On a side note, it is worth mentioning that the passengers of this ship’s ordeal did not end once they arrived in New Orleans.  You see, they traveled minus their luggage and trunks. Nothing got loaded on the ship.   They arrived in New Orleans on August 15, 1785.  Two months later, they were still in New Orleans awaiting their luggage that never arrived on subsequent ships.  All their few possessions, lost once again.  It is also interesting that while history did not record any disease traveling with this ship, as it did on some of the Acadian sister ships, it is known that six elderly passengers died during that trip.  Another aspect is that seven children were born during that voyage.  That should have made the cramped and uncomfortable accommodations quite a tale to tell for the other passengers, not to mention the women who bore those infants and what they must have endured arriving in this New World.

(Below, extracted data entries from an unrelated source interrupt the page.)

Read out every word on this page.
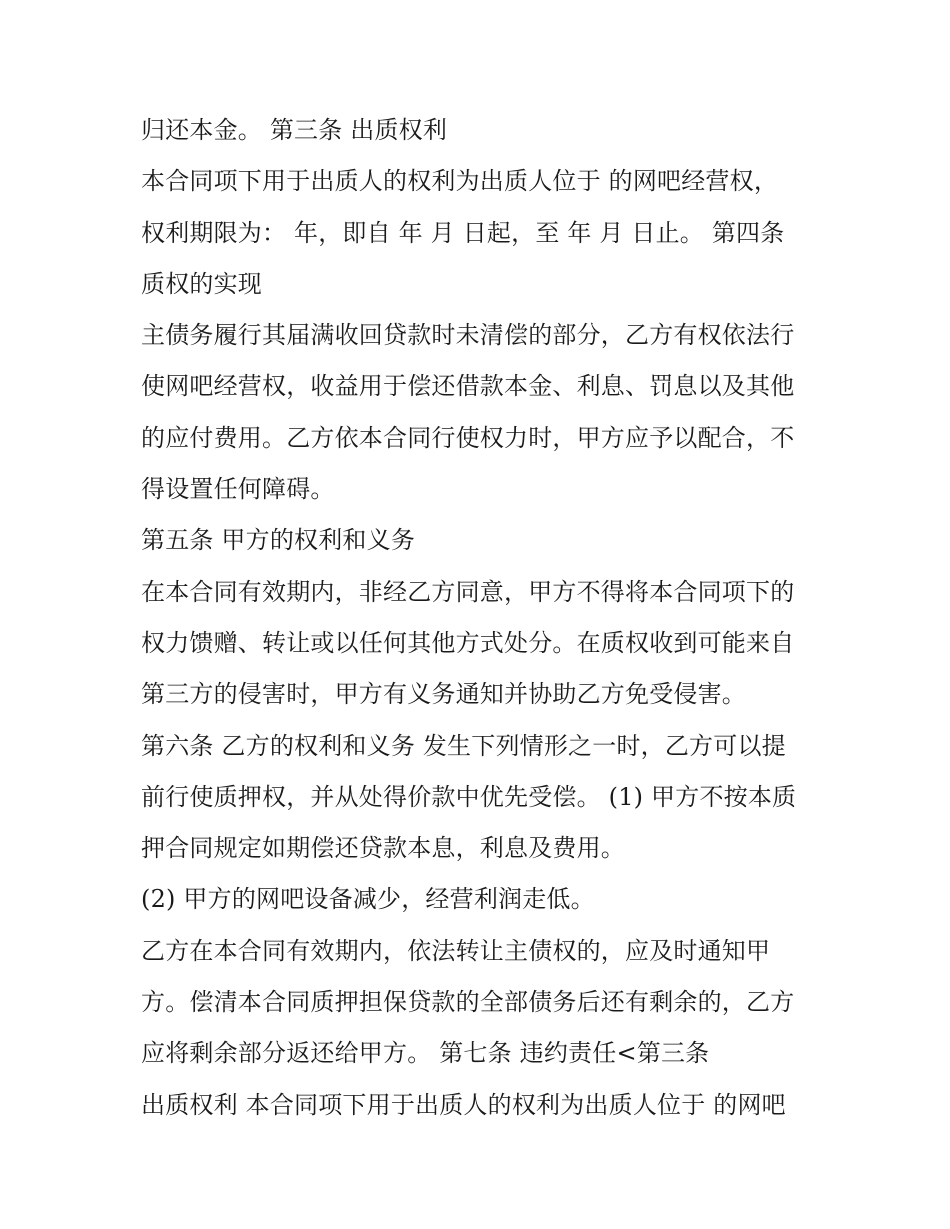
归还本金。 第三条 出质权利
本合同项下用于出质人的权利为出质人位于 的网吧经营权，
权利期限为： 年，即自 年 月 日起，至 年 月 日止。 第四条
质权的实现
主债务履行其届满收回贷款时未清偿的部分，乙方有权依法行
使网吧经营权，收益用于偿还借款本金、利息、罚息以及其他
的应付费用。乙方依本合同行使权力时，甲方应予以配合，不
得设置任何障碍。
第五条 甲方的权利和义务
在本合同有效期内，非经乙方同意，甲方不得将本合同项下的
权力馈赠、转让或以任何其他方式处分。在质权收到可能来自
第三方的侵害时，甲方有义务通知并协助乙方免受侵害。
第六条 乙方的权利和义务 发生下列情形之一时，乙方可以提
前行使质押权，并从处得价款中优先受偿。 (1) 甲方不按本质
押合同规定如期偿还贷款本息，利息及费用。
(2) 甲方的网吧设备减少，经营利润走低。
乙方在本合同有效期内，依法转让主债权的，应及时通知甲
方。偿清本合同质押担保贷款的全部债务后还有剩余的，乙方
应将剩余部分返还给甲方。 第七条 违约责任<第三条
出质权利 本合同项下用于出质人的权利为出质人位于 的网吧
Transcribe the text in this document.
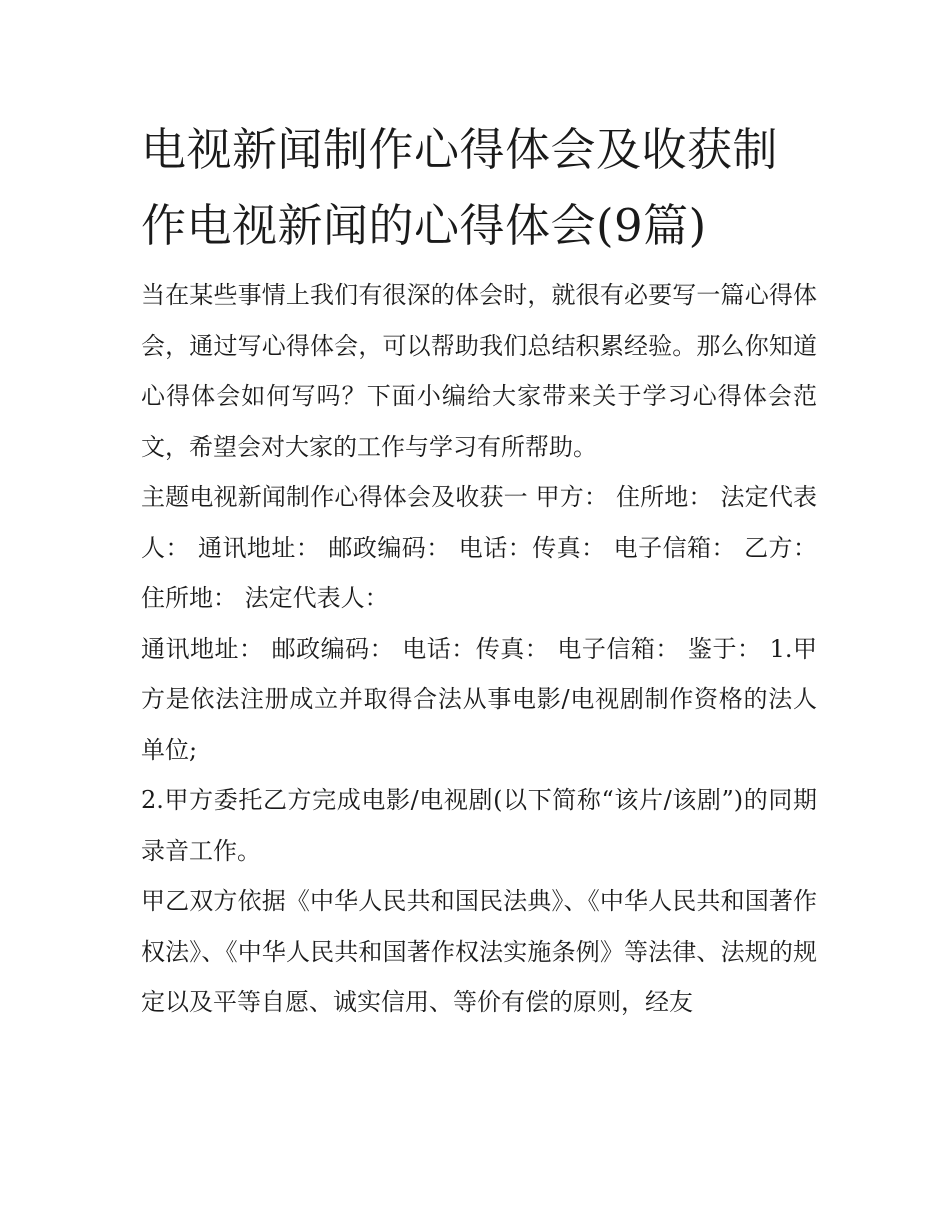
电视新闻制作心得体会及收获制作电视新闻的心得体会(9篇)

当在某些事情上我们有很深的体会时，就很有必要写一篇心得体会，通过写心得体会，可以帮助我们总结积累经验。那么你知道心得体会如何写吗？下面小编给大家带来关于学习心得体会范文，希望会对大家的工作与学习有所帮助。

主题电视新闻制作心得体会及收获一 甲方： 住所地： 法定代表人： 通讯地址： 邮政编码： 电话：传真： 电子信箱： 乙方： 住所地： 法定代表人：

通讯地址： 邮政编码： 电话：传真： 电子信箱： 鉴于： 1.甲方是依法注册成立并取得合法从事电影/电视剧制作资格的法人单位;

2.甲方委托乙方完成电影/电视剧(以下简称“该片/该剧”)的同期录音工作。

甲乙双方依据《中华人民共和国民法典》、《中华人民共和国著作权法》、《中华人民共和国著作权法实施条例》等法律、法规的规定以及平等自愿、诚实信用、等价有偿的原则，经友
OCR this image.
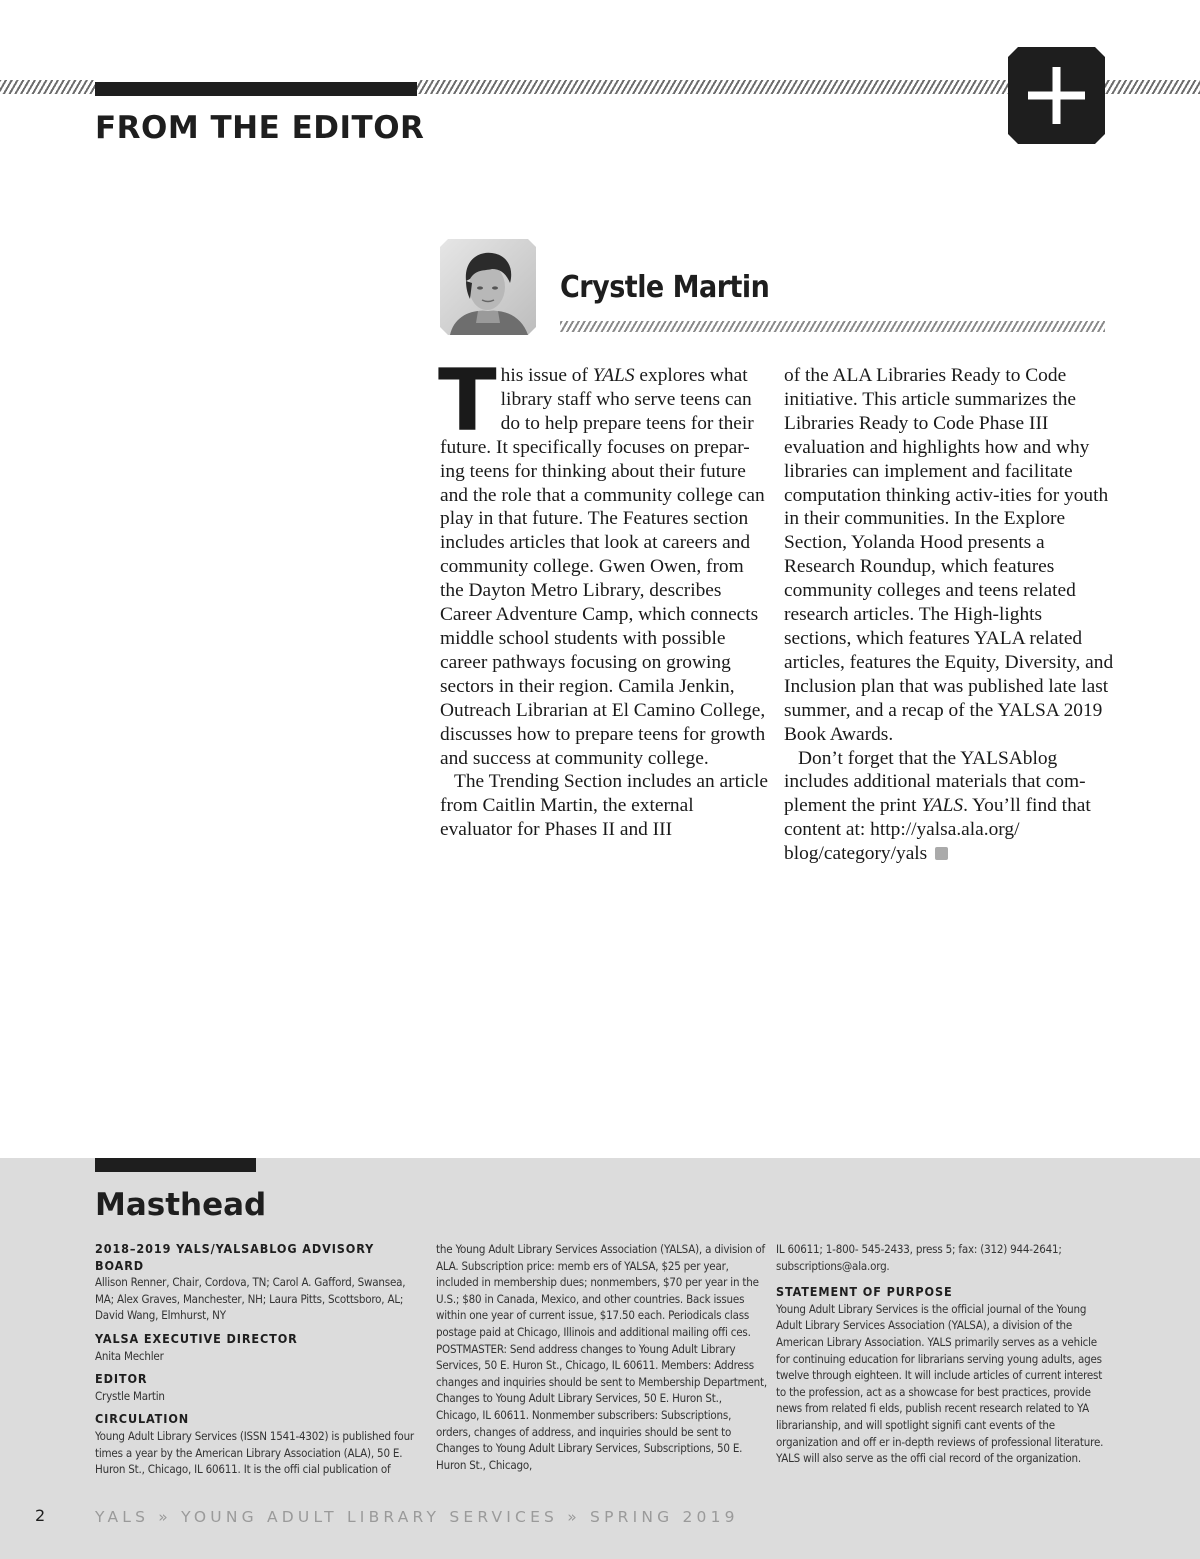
FROM THE EDITOR
Crystle Martin

T his issue of YALS explores what
library staff who serve teens can
do to help prepare teens for their future. It specifically focuses on prepar-ing teens for thinking about their future and the role that a community college can play in that future. The Features section includes articles that look at careers and community college. Gwen Owen, from the Dayton Metro Library, describes Career Adventure Camp, which connects middle school students with possible career pathways focusing on growing sectors in their region. Camila Jenkin, Outreach Librarian at El Camino College, discusses how to prepare teens for growth and success at community college.

The Trending Section includes an article from Caitlin Martin, the external evaluator for Phases II and III

of the ALA Libraries Ready to Code initiative. This article summarizes the Libraries Ready to Code Phase III evaluation and highlights how and why libraries can implement and facilitate computation thinking activ-ities for youth in their communities. In the Explore Section, Yolanda Hood presents a Research Roundup, which features community colleges and teens related research articles. The High-lights sections, which features YALA related articles, features the Equity, Diversity, and Inclusion plan that was published late last summer, and a recap of the YALSA 2019 Book Awards.

Don’t forget that the YALSAblog includes additional materials that com-plement the print YALS. You’ll find that content at: http://yalsa.ala.org/ blog/category/yals

Masthead

2018–2019 YALS/YALSABLOG ADVISORY BOARD

Allison Renner, Chair, Cordova, TN; Carol A. Gafford, Swansea, MA; Alex Graves, Manchester, NH; Laura Pitts, Scottsboro, AL; David Wang, Elmhurst, NY

YALSA EXECUTIVE DIRECTOR

Anita Mechler

EDITOR

Crystle Martin

CIRCULATION

Young Adult Library Services (ISSN 1541-4302) is published four times a year by the American Library Association (ALA), 50 E. Huron St., Chicago, IL 60611. It is the offi cial publication of

the Young Adult Library Services Association (YALSA), a division of ALA. Subscription price: memb ers of YALSA, $25 per year, included in membership dues; nonmembers, $70 per year in the U.S.; $80 in Canada, Mexico, and other countries. Back issues within one year of current issue, $17.50 each. Periodicals class postage paid at Chicago, Illinois and additional mailing offi ces. POSTMASTER: Send address changes to Young Adult Library Services, 50 E. Huron St., Chicago, IL 60611. Members: Address changes and inquiries should be sent to Membership Department, Changes to Young Adult Library Services, 50 E. Huron St., Chicago, IL 60611. Nonmember subscribers: Subscriptions, orders, changes of address, and inquiries should be sent to Changes to Young Adult Library Services, Subscriptions, 50 E. Huron St., Chicago,

IL 60611; 1-800- 545-2433, press 5; fax: (312) 944-2641; subscriptions@ala.org.

STATEMENT OF PURPOSE

Young Adult Library Services is the official journal of the Young Adult Library Services Association (YALSA), a division of the American Library Association. YALS primarily serves as a vehicle for continuing education for librarians serving young adults, ages twelve through eighteen. It will include articles of current interest to the profession, act as a showcase for best practices, provide news from related fi elds, publish recent research related to YA librarianship, and will spotlight signifi cant events of the organization and off er in-depth reviews of professional literature. YALS will also serve as the offi cial record of the organization.

2	YALS » YOUNG ADULT LIBRARY SERVICES » SPRING 2019
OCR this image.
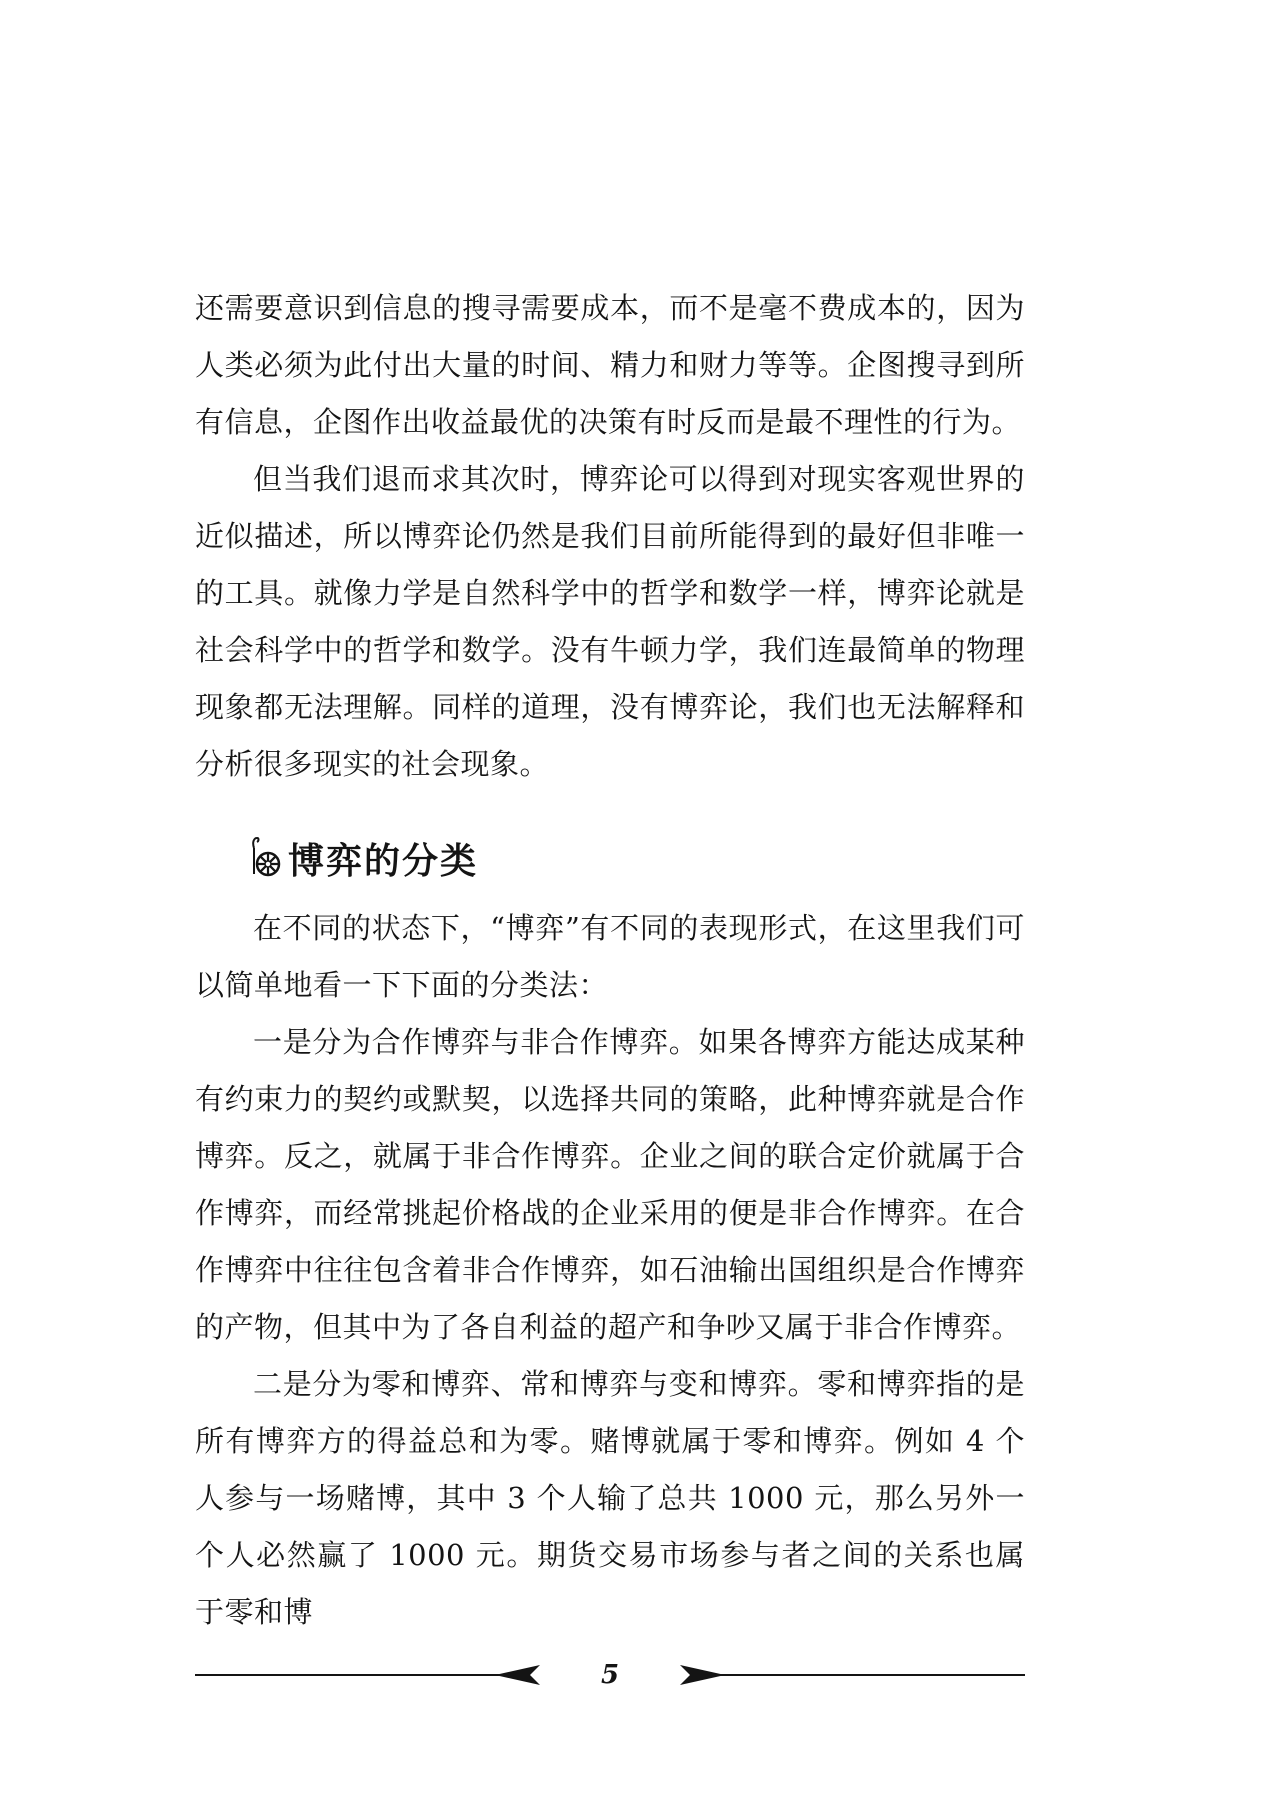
还需要意识到信息的搜寻需要成本，而不是毫不费成本的，因为人类必须为此付出大量的时间、精力和财力等等。企图搜寻到所有信息，企图作出收益最优的决策有时反而是最不理性的行为。

但当我们退而求其次时，博弈论可以得到对现实客观世界的近似描述，所以博弈论仍然是我们目前所能得到的最好但非唯一的工具。就像力学是自然科学中的哲学和数学一样，博弈论就是社会科学中的哲学和数学。没有牛顿力学，我们连最简单的物理现象都无法理解。同样的道理，没有博弈论，我们也无法解释和分析很多现实的社会现象。

博弈的分类

在不同的状态下，“博弈”有不同的表现形式，在这里我们可以简单地看一下下面的分类法：

一是分为合作博弈与非合作博弈。如果各博弈方能达成某种有约束力的契约或默契，以选择共同的策略，此种博弈就是合作博弈。反之，就属于非合作博弈。企业之间的联合定价就属于合作博弈，而经常挑起价格战的企业采用的便是非合作博弈。在合作博弈中往往包含着非合作博弈，如石油输出国组织是合作博弈的产物，但其中为了各自利益的超产和争吵又属于非合作博弈。

二是分为零和博弈、常和博弈与变和博弈。零和博弈指的是所有博弈方的得益总和为零。赌博就属于零和博弈。例如 4 个人参与一场赌博，其中 3 个人输了总共 1000 元，那么另外一个人必然赢了 1000 元。期货交易市场参与者之间的关系也属于零和博

5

There is a bigger story here.  It isn’t found in the mystery about the ship that was owned by Mosneron Dupin or the elusive Captain Alexandre Deslande.  The hidden story within this Acadian story is instead — about the crew of twenty-five men, with the oldest being the cook at age 48 and the youngest crew member being a 13 year old cabin boy.  It lies in the question of why six of the crew members would abandon this ship just ten days before it arrived in New Orleans and what became of them?

LET’S TAKE A LOOK AT THE CREW OF “LA BERGERE”

MAJOR OFFICERS

CAPTAIN – Alexandre Deslandes (age 32) of Nantes

SECOND CAPTAIN – Rene Brechard (age 35) of Sables of “Olonne

LIEUTENANT – Jospeh Legle (age 19) of Paimboeuf

SURGEON – Ange Bouffart (age 24) of Rennes

PILOT – Pierre Darbefeuille (age 19) of Nantes

PETTY OFFICERS

BOATSWAIN – Francis Frioux (age 41) of Paimboeuf

COXSWAIN – Jean Guillaume (age 34) of Montoir

FIRST CARPENTER – Julien Thaul (age 33) of Paimboeuf

SECOND CARPENTER – Luc Clereux (age 36) of Pellerin

NON-PETTY OFFICERS

Antoine Buchete (age 48) of Nantes

SEAMEN

Louis Fantou (age 38) of Nantes

Guinolay Forest (age 24) of Batz,

Jean Vacares (age 23) of Genes

Renes Camus (age 47) of Vannes

Nicholas Lhuilier (age 23) of Oron in Lorraine

Felix Felon (age 24) of Avignon

Francois Sevin (age 19) of Dinan

Jean Chedanteau (age 20) of Montoir

Jean-Pierre Marchand (age 20) of Paimboeuf (2nd Cooper)

Yves Goudelin (age 21) of Diocese of St. Brieuc

Pierre Marce (age 20 of St. Mars-du-Desert

Nicolas Blouin (age 25) of Angers

CABIN BOYS

Jean Normand (age 15) of Bourgneuf

Francois Friou (age 13) of Paimboeuf

Francois Audat (age 14) of Clisson

The exodus of seamen began in August 4th, 1785 when Louis Fantou and Nicolas Lhuilier deserted the ship at the mouth of the Mississippi River.  The very next day — Francois Seven, Jean Chedanteau, Yves Goudelin, and Nicolas Blouin would also abandon ship.  That was half of the seamen onboard “La Bergere.”  Did they swim to shore?  Did they row ashore?  Where did they go?  Remember, in 1785, the penalties for deserting ship were not only the loss of pay, but also under penalty of probable hanging.  Were conditions that awful?  Was there a mutiny involved?  Or did these men plan all along to seek their fortunes in the New World and never intended to go back to France?  What would become of them?

Only one of them, Nicolas Blouin, would emerge in official records to go on living in New Orleans and to have descendants today.  Two others, however, unofficially would re-emerge as crew members some thirty years later under the employ of Jean and Pierre Laffite.  They were both in their fifties when they fought in the Battle of New Orleans.  The other three disappeared from all known recorded history.  One single fact emerges about the seamen, both those who stayed with the ship and those who deserted — all of the twelve seamen started that voyage as “impressed” sailors — meaning that they were forcibly placed into service onboard that ship.  It was a voyage that unlike their passengers they did not take willingly.  One can only suppose that this was the story beneath the reasons they may have deserted.